24 More Hours per Day, Please
Risk management is a big part of what I do. It is important to keep the daily operation as standardized and efficient as possible. That way, we have the mental energy needed to fight the unexpected (a bad customer review, a delayed order, wrong orders, etc.). I lay out bite-size goals at a weekly/monthly basis, which helps us immediately validate the business model and track progress. If I start thinking about the company in a 5-year term, I would definitely be discouraged or overwhelmed.

Since I started the company during the summer, I struggled a lot when I transitioned back to the full-time student class schedule while running the company on the side. At the beginning of the first quarter, I felt like I was playing constant catch up. I was distracted from classes thinking about the company (how would the delivery go today, who would work on these things), and stressed during work thinking about school (when would this get to the point that everything I learned in school would actually be applicable to my business).

I saw myself not being able to execute any plans for the company, and constantly letting my team down during school. It was a mess. Like many other entrepreneurs, I realized that this is not sustainable. Ultimately, there are no magic elves that will give me an additional 24 hours every day. So instead of aimlessly trying to make progress, I decided to slow down the company’s pace, and focus on establishing sustainable systems.

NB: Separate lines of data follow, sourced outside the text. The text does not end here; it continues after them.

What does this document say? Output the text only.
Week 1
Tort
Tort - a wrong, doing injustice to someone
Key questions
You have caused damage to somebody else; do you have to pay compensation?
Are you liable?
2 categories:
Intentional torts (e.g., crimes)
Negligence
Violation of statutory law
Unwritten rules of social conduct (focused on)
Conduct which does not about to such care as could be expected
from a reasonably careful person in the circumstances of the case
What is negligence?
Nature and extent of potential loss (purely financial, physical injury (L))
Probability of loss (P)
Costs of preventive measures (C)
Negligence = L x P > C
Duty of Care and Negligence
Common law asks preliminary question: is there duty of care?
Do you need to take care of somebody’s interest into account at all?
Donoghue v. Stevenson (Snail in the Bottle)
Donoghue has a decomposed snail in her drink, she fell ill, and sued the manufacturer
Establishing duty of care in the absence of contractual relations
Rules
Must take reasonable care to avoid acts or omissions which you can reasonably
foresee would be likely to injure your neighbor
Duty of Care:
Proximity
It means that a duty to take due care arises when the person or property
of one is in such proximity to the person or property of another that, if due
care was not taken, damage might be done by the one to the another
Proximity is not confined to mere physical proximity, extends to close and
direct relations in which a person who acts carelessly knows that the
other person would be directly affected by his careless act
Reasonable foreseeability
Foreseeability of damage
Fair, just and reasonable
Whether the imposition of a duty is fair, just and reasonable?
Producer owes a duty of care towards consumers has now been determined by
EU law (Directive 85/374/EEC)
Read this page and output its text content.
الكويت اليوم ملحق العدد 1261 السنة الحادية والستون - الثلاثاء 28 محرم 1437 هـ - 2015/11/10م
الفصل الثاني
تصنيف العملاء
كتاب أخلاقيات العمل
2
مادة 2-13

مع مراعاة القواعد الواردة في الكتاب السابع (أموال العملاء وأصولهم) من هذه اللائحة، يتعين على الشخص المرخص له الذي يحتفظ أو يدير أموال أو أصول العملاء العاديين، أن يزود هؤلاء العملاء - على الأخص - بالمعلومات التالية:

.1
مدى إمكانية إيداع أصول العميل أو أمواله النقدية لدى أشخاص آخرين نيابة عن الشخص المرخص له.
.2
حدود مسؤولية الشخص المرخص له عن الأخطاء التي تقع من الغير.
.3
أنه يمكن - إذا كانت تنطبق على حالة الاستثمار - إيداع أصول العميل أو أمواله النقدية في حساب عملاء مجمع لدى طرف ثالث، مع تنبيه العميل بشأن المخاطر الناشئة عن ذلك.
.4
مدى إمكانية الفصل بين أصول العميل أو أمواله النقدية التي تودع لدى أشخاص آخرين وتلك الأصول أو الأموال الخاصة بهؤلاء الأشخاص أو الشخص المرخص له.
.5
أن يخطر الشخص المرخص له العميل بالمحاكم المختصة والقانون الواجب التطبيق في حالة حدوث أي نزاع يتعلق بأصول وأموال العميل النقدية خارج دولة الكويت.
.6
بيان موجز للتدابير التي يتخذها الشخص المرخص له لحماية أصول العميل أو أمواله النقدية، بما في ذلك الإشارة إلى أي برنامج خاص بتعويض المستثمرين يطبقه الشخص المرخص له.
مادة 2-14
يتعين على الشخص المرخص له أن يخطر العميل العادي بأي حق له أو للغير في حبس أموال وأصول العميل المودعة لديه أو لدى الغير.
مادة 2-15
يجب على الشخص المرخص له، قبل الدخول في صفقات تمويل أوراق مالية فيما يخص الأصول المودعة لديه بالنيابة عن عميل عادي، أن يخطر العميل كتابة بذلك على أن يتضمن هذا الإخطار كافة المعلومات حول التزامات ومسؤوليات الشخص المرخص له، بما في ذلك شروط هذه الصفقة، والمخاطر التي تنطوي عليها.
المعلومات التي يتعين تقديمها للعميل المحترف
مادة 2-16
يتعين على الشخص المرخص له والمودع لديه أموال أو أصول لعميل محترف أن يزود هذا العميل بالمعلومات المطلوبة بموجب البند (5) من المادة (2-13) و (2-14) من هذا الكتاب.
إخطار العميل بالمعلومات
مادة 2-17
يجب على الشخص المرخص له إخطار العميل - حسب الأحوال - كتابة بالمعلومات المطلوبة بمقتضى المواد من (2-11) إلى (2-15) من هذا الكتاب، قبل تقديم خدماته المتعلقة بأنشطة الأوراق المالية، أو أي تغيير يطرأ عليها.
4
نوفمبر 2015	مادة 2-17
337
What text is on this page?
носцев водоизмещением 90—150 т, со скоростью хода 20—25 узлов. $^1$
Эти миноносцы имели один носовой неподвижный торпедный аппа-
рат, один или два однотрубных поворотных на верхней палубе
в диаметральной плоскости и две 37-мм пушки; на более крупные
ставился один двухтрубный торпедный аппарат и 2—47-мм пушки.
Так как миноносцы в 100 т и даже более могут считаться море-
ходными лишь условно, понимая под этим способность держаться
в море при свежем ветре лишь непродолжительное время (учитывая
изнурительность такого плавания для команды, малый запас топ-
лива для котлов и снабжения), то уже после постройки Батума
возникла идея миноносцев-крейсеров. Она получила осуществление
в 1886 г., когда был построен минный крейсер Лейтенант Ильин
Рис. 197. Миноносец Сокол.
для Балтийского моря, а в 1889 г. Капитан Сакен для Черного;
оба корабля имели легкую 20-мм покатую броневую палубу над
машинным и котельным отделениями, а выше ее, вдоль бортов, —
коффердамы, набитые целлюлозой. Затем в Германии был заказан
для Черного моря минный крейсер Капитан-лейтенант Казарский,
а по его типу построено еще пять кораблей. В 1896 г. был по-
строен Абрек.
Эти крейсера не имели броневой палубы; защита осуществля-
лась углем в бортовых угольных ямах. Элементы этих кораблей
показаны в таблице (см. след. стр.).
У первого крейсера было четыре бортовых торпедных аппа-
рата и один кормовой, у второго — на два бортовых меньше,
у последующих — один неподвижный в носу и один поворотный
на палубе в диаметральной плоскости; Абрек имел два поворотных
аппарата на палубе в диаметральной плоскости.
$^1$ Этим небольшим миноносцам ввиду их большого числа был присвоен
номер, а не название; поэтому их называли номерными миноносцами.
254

The emotional rollercoaster was taking a toll on my mental energy. So I had to find order in the chaos. More specifically, I structured the time spent running a business (roughly 30hrs/week) like it was four additional classes each quarter (Booth students normally take 3-4 classes per quarter). Just like any class, there should be a result at the end of each quarter. So before the beginning of every quarter, we made a quarterly goal we want to achieve, with monthly milestones we want to meet.

The KitcheNet team – sometimes the hardest part of being a social entrepreneur is knowing what to do with your hands.

Why Introspection is Critical
I’d like to think of an entrepreneur as a hybrid between a scientist, a social psychologist, and an artist. Artists have been known to act on feelings. Not all feelings are productive. As a creative kind, I found it important to ask the scientist and the psychologist in me to help out. In fact, it is crucial to me to understand the inputs that bring me to a productive mental state since I have a tight schedule, and a desire to constantly inspire my team. And having a positive mood allows me to empower my teammates to bring on another awesome week!

Knowing that, I spend time analyzing the impact of events in my life and summarizing what made me feel good, and what made me feel bad. When I look at the triggers of feelings, I try to separate them into two categories: external onsets and internal interpretation. I then work on both ends to understand why.

For example, if a comment was made which resonated with my current concern of a business risk, I would focus on further finding a plan to reduce the perceived risks and have confidence in it. Once an action is put in place to reduce the risk, I feel less stressed. Meanwhile, if a comment was made without sufficient evidence, I ask for more clarification. If I can’t clarify, then I’ll just ignore it.

Working on the internal interpretation of a stressful event is very important. It is hard not to make business events personal when they are everything you care about! So getting critical feedback on an idea you are obsessed with can be difficult. In fact, it is most difficult to calmly explain why your passion—though ridiculous in some other people’s opinion—is not completely insane. But constructively, I try to understand the motivation of the other person’s comment. Like my colleagues and mentors pointing out the dangers ahead because they care about me. It’s my job to interpret the critical feedback as a caution that comes from deep care.

Honestly, that is still the harder part. But when I am able to process critical entrepreneurial advice as a form of caring, that energy is very positive to both me and my business.